Perhaps because we have become accustomed to the shock wave of intimidation and fear, violence has lasted so long; perhaps that is why we have fallen into the temptation to count numbers instead of telling stories, and we have lost our indignation and amazement in the face of shots in the back, confined villages and territories where you have to request permission to breathe. Maybe that is why our map of violence is a broken mirror that no longer shames us, and covers our mouths and souls with a cloth soaked in inertia and chloroform, in collusion and routine.
I welcome – because it interrupts the fog – the urgent call being made by education and culture, the arts and knowledge, for a day of reflection-action in defence of peace. Let’s see if art can rescue us even from ourselves, because after 60 years of armed confrontation and nine million victims, it is clear that it is not on the battlefields where the stubbornness of war is broken.
It is also an inescapable responsibility to accompany the government delegation amid the complexity and crisis, which has dared to draw the red lines and, without losing its firmness, is doing the impossible to stop the violence, with dialogue, reason, and agreement.
To the commanders of the National Liberation Army who have not yet heard the popular clamour, I urge them to understand that patience, generosity, and tolerance have limits, and thousands of collective voices find kidnapping and confinement, armed strikes, and extortion completely unacceptable. And yes, it is also unacceptable that other armed groups are killing their guerrillas and the civilian population; and the collusion between the military and the self-defence groups, between clans and the corrupt, between indolence and impunity, is unacceptable.

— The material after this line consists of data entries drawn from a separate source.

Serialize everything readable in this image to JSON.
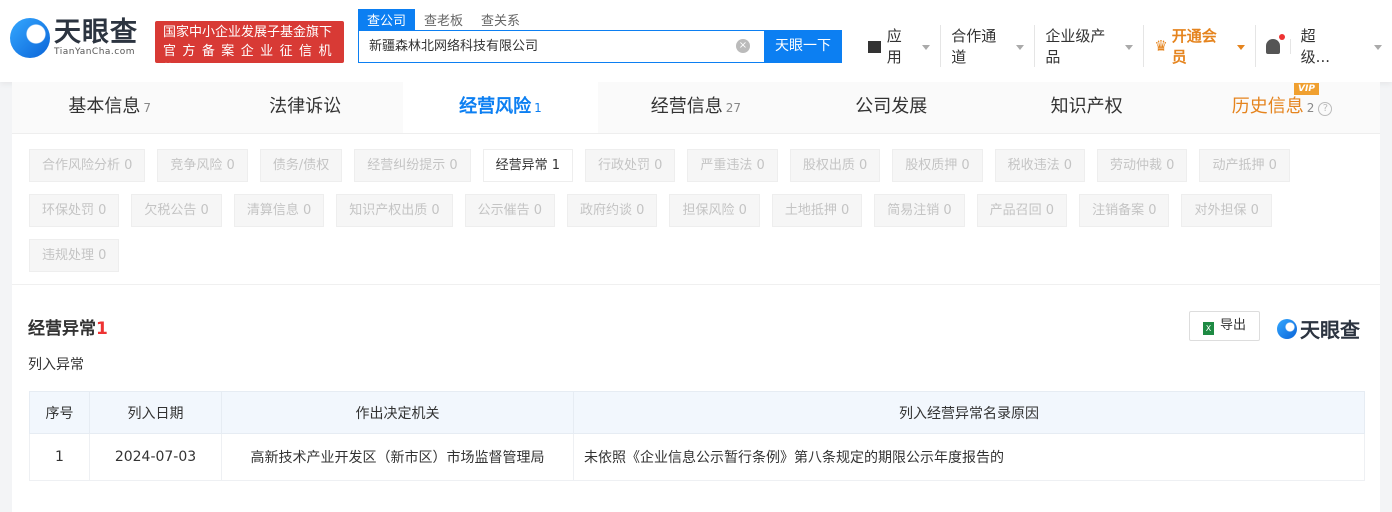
{
  "header": {
    "logo_cn": "天眼查",
    "logo_en": "TianYanCha.com",
    "badge_line1": "国家中小企业发展子基金旗下",
    "badge_line2": "官方备案企业征信机构",
    "search_tabs": [
      "查公司",
      "查老板",
      "查关系"
    ],
    "search_value": "新疆森林北网络科技有限公司",
    "clear_icon": "×",
    "search_button": "天眼一下",
    "nav": {
      "apps": "应用",
      "partner": "合作通道",
      "enterprise": "企业级产品",
      "vip": "开通会员",
      "user": "超级..."
    }
  },
  "tabs": [
    {
      "label": "基本信息",
      "count": "7"
    },
    {
      "label": "法律诉讼",
      "count": ""
    },
    {
      "label": "经营风险",
      "count": "1"
    },
    {
      "label": "经营信息",
      "count": "27"
    },
    {
      "label": "公司发展",
      "count": ""
    },
    {
      "label": "知识产权",
      "count": ""
    },
    {
      "label": "历史信息",
      "count": "2"
    }
  ],
  "vip_badge": "VIP",
  "help_icon": "?",
  "chips": [
    "合作风险分析 0",
    "竞争风险 0",
    "债务/债权",
    "经营纠纷提示 0",
    "经营异常 1",
    "行政处罚 0",
    "严重违法 0",
    "股权出质 0",
    "股权质押 0",
    "税收违法 0",
    "劳动仲裁 0",
    "动产抵押 0",
    "环保处罚 0",
    "欠税公告 0",
    "清算信息 0",
    "知识产权出质 0",
    "公示催告 0",
    "政府约谈 0",
    "担保风险 0",
    "土地抵押 0",
    "简易注销 0",
    "产品召回 0",
    "注销备案 0",
    "对外担保 0",
    "违规处理 0"
  ],
  "section": {
    "title": "经营异常",
    "count": "1",
    "subtitle": "列入异常",
    "export": "导出",
    "xls": "X",
    "brand": "天眼查"
  },
  "table": {
    "headers": [
      "序号",
      "列入日期",
      "作出决定机关",
      "列入经营异常名录原因"
    ],
    "rows": [
      [
        "1",
        "2024-07-03",
        "高新技术产业开发区（新市区）市场监督管理局",
        "未依照《企业信息公示暂行条例》第八条规定的期限公示年度报告的"
      ]
    ]
  }
}
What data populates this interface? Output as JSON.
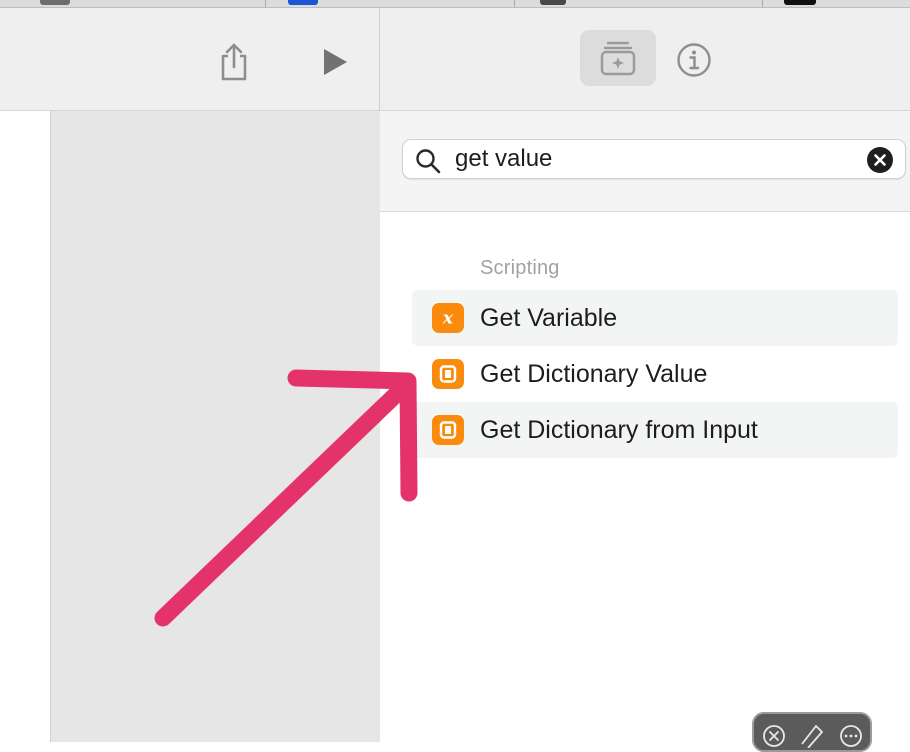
{
  "toolbar": {
    "share_icon": "share-icon",
    "run_icon": "play-icon",
    "library_icon": "action-library-icon",
    "info_icon": "info-icon"
  },
  "search": {
    "value": "get value",
    "placeholder": "",
    "icon": "magnifier-icon",
    "clear_icon": "clear-x-icon"
  },
  "results": {
    "section_title": "Scripting",
    "items": [
      {
        "label": "Get Variable",
        "icon": "variable-x-icon",
        "icon_color": "#fb8b0d",
        "highlighted": true
      },
      {
        "label": "Get Dictionary Value",
        "icon": "dictionary-icon",
        "icon_color": "#fb8b0d",
        "highlighted": false
      },
      {
        "label": "Get Dictionary from Input",
        "icon": "dictionary-icon",
        "icon_color": "#fb8b0d",
        "highlighted": true
      }
    ]
  },
  "annotation": {
    "type": "arrow",
    "color": "#e4336b"
  },
  "colors": {
    "accent": "#fb8b0d",
    "toolbar_bg": "#efefef",
    "canvas_gray": "#e6e6e6"
  }
}
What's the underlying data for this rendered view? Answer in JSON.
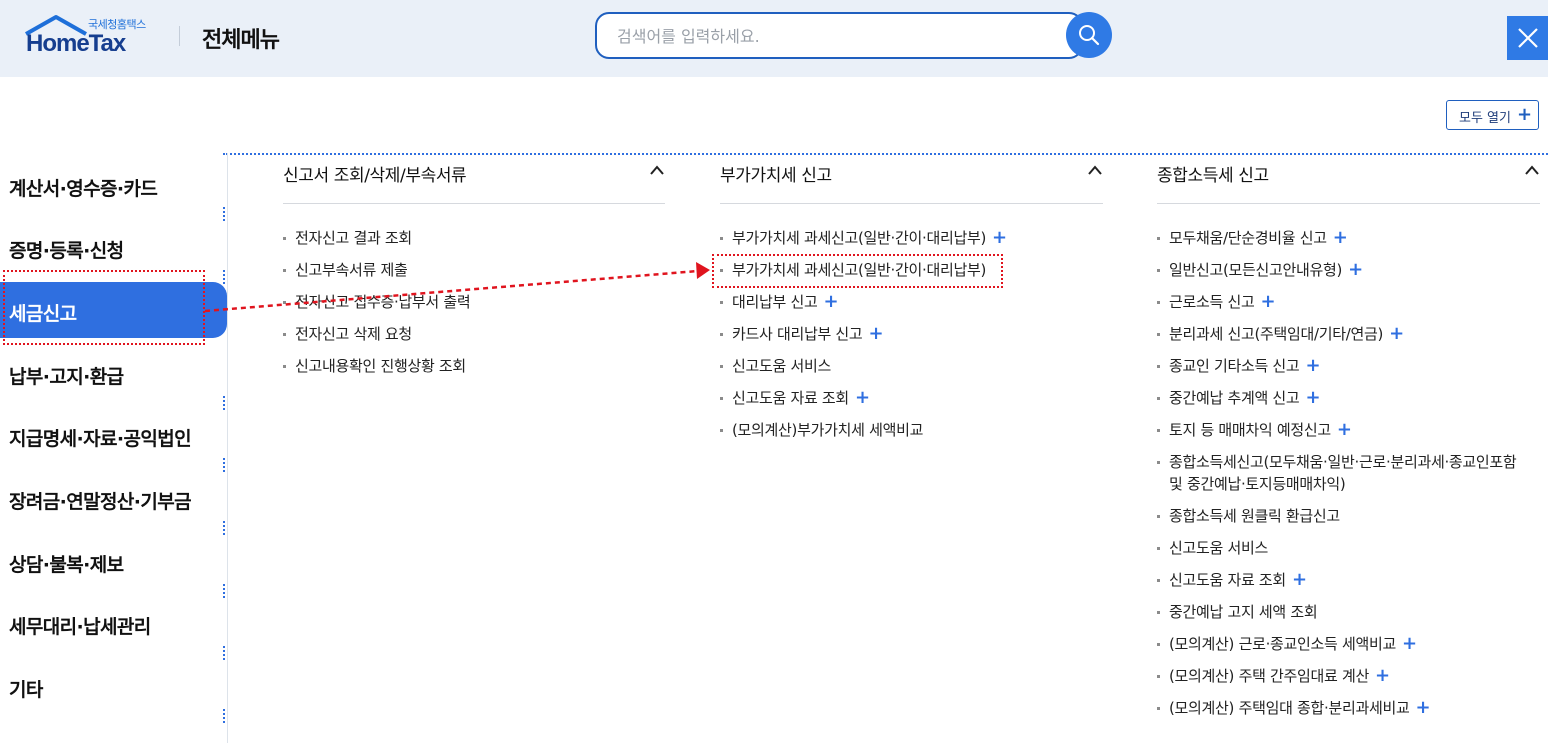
{
  "header": {
    "logo_kr": "국세청홈택스",
    "logo_en": "HomeTax",
    "page_title": "전체메뉴",
    "search_placeholder": "검색어를 입력하세요."
  },
  "expand_all_label": "모두 열기",
  "expand_all_plus": "+",
  "leftnav": [
    {
      "label": "계산서·영수증·카드"
    },
    {
      "label": "증명·등록·신청"
    },
    {
      "label": "세금신고"
    },
    {
      "label": "납부·고지·환급"
    },
    {
      "label": "지급명세·자료·공익법인"
    },
    {
      "label": "장려금·연말정산·기부금"
    },
    {
      "label": "상담·불복·제보"
    },
    {
      "label": "세무대리·납세관리"
    },
    {
      "label": "기타"
    }
  ],
  "columns": [
    {
      "title": "신고서 조회/삭제/부속서류",
      "items": [
        {
          "text": "전자신고 결과 조회",
          "plus": ""
        },
        {
          "text": "신고부속서류 제출",
          "plus": ""
        },
        {
          "text": "전자신고 접수증·납부서 출력",
          "plus": ""
        },
        {
          "text": "전자신고 삭제 요청",
          "plus": ""
        },
        {
          "text": "신고내용확인 진행상황 조회",
          "plus": ""
        }
      ]
    },
    {
      "title": "부가가치세 신고",
      "items": [
        {
          "text": "부가가치세 과세신고(일반·간이·대리납부)",
          "plus": "+"
        },
        {
          "text": "부가가치세 과세신고(일반·간이·대리납부)",
          "plus": ""
        },
        {
          "text": "대리납부 신고",
          "plus": "+"
        },
        {
          "text": "카드사 대리납부 신고",
          "plus": "+"
        },
        {
          "text": "신고도움 서비스",
          "plus": ""
        },
        {
          "text": "신고도움 자료 조회",
          "plus": "+"
        },
        {
          "text": "(모의계산)부가가치세 세액비교",
          "plus": ""
        }
      ]
    },
    {
      "title": "종합소득세 신고",
      "items": [
        {
          "text": "모두채움/단순경비율 신고",
          "plus": "+"
        },
        {
          "text": "일반신고(모든신고안내유형)",
          "plus": "+"
        },
        {
          "text": "근로소득 신고",
          "plus": "+"
        },
        {
          "text": "분리과세 신고(주택임대/기타/연금)",
          "plus": "+"
        },
        {
          "text": "종교인 기타소득 신고",
          "plus": "+"
        },
        {
          "text": "중간예납 추계액 신고",
          "plus": "+"
        },
        {
          "text": "토지 등 매매차익 예정신고",
          "plus": "+"
        },
        {
          "text": "종합소득세신고(모두채움·일반·근로·분리과세·종교인포함",
          "text2": "및 중간예납·토지등매매차익)",
          "plus": ""
        },
        {
          "text": "종합소득세 원클릭 환급신고",
          "plus": ""
        },
        {
          "text": "신고도움 서비스",
          "plus": ""
        },
        {
          "text": "신고도움 자료 조회",
          "plus": "+"
        },
        {
          "text": "중간예납 고지 세액 조회",
          "plus": ""
        },
        {
          "text": "(모의계산) 근로·종교인소득 세액비교",
          "plus": "+"
        },
        {
          "text": "(모의계산) 주택 간주임대료 계산",
          "plus": "+"
        },
        {
          "text": "(모의계산) 주택임대 종합·분리과세비교",
          "plus": "+"
        }
      ]
    }
  ],
  "colors": {
    "accent": "#2f6fe0",
    "header_bg": "#eaf0f8",
    "annotation": "#e0141e"
  }
}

I do not know whether to request or demand, because the verbs of war are wounded. But don’t tell us again that “let’s not have any illusions”, because a country whose hope for peace is taken away is a country condemned to despair, rage and void, and you know that a better society cannot be built on those foundations.

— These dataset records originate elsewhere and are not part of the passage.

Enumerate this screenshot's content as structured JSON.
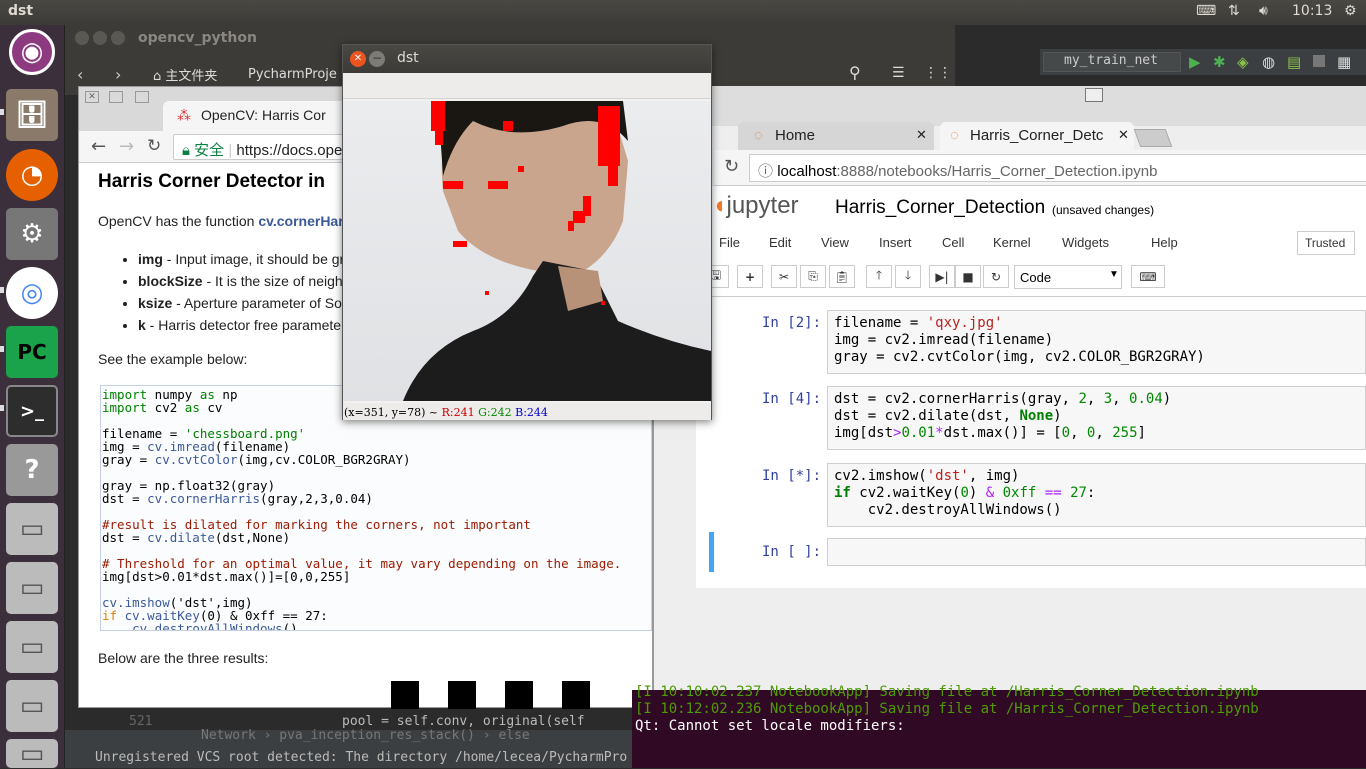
{
  "top_panel": {
    "title": "dst",
    "clock": "10:13"
  },
  "pycharm": {
    "run_config": "my_train_net",
    "path_items": [
      "Network",
      "pva_inception_res_stack()",
      "else"
    ],
    "line_no": "521",
    "code_line": "pool = self.conv, original(self",
    "status": "Unregistered VCS root detected: The directory /home/lecea/PycharmPro"
  },
  "nautilus": {
    "title": "opencv_python",
    "home_label": "主文件夹",
    "folder": "PycharmProje"
  },
  "docs": {
    "tab_title": "OpenCV: Harris Cor",
    "secure_label": "安全",
    "url": "https://docs.ope",
    "heading": "Harris Corner Detector in",
    "intro_pre": "OpenCV has the function ",
    "intro_func": "cv.cornerHar",
    "bullets": [
      {
        "b": "img",
        "t": " - Input image, it should be gr"
      },
      {
        "b": "blockSize",
        "t": " - It is the size of neigh"
      },
      {
        "b": "ksize",
        "t": " - Aperture parameter of So"
      },
      {
        "b": "k",
        "t": " - Harris detector free paramete"
      }
    ],
    "example": "See the example below:",
    "results": "Below are the three results:"
  },
  "dst_window": {
    "title": "dst",
    "status_coords": "(x=351, y=78) ~",
    "r": "R:241",
    "g": "G:242",
    "b": "B:244"
  },
  "jupyter": {
    "tabs": [
      "Home",
      "Harris_Corner_Detc"
    ],
    "url_host": "localhost",
    "url_rest": ":8888/notebooks/Harris_Corner_Detection.ipynb",
    "logo": "jupyter",
    "notebook_name": "Harris_Corner_Detection",
    "unsaved": "(unsaved changes)",
    "menu": [
      "File",
      "Edit",
      "View",
      "Insert",
      "Cell",
      "Kernel",
      "Widgets",
      "Help"
    ],
    "trusted": "Trusted",
    "cell_type": "Code",
    "prompts": [
      "In [2]:",
      "In [4]:",
      "In [*]:",
      "In [ ]:"
    ]
  },
  "terminal": {
    "lines": [
      "[I 10:10:02.237 NotebookApp] Saving file at /Harris_Corner_Detection.ipynb",
      "[I 10:12:02.236 NotebookApp] Saving file at /Harris_Corner_Detection.ipynb",
      "Qt: Cannot set locale modifiers:"
    ]
  }
}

I feel that many of your combatants are already tired of violence and no longer want to live or die among weapons; and they know that it makes no sense to be one more of those who kill the most vulnerable populations with hunger and isolation. It is a contradiction in terms that the National Liberation Army bases its finances on buying and selling the freedom of others, and degrades the human condition by turning pain and people into merchandise.
I do not know when we will again have a government as willing to make peace as the one, we have now. But “life is a short time”. And if on both sides of the negotiation we want a country with more equality and not more cemeteries, let’s not let time slip through our fingers, because then it will be too late, too sad, and there will be no one to take the blood from the flags.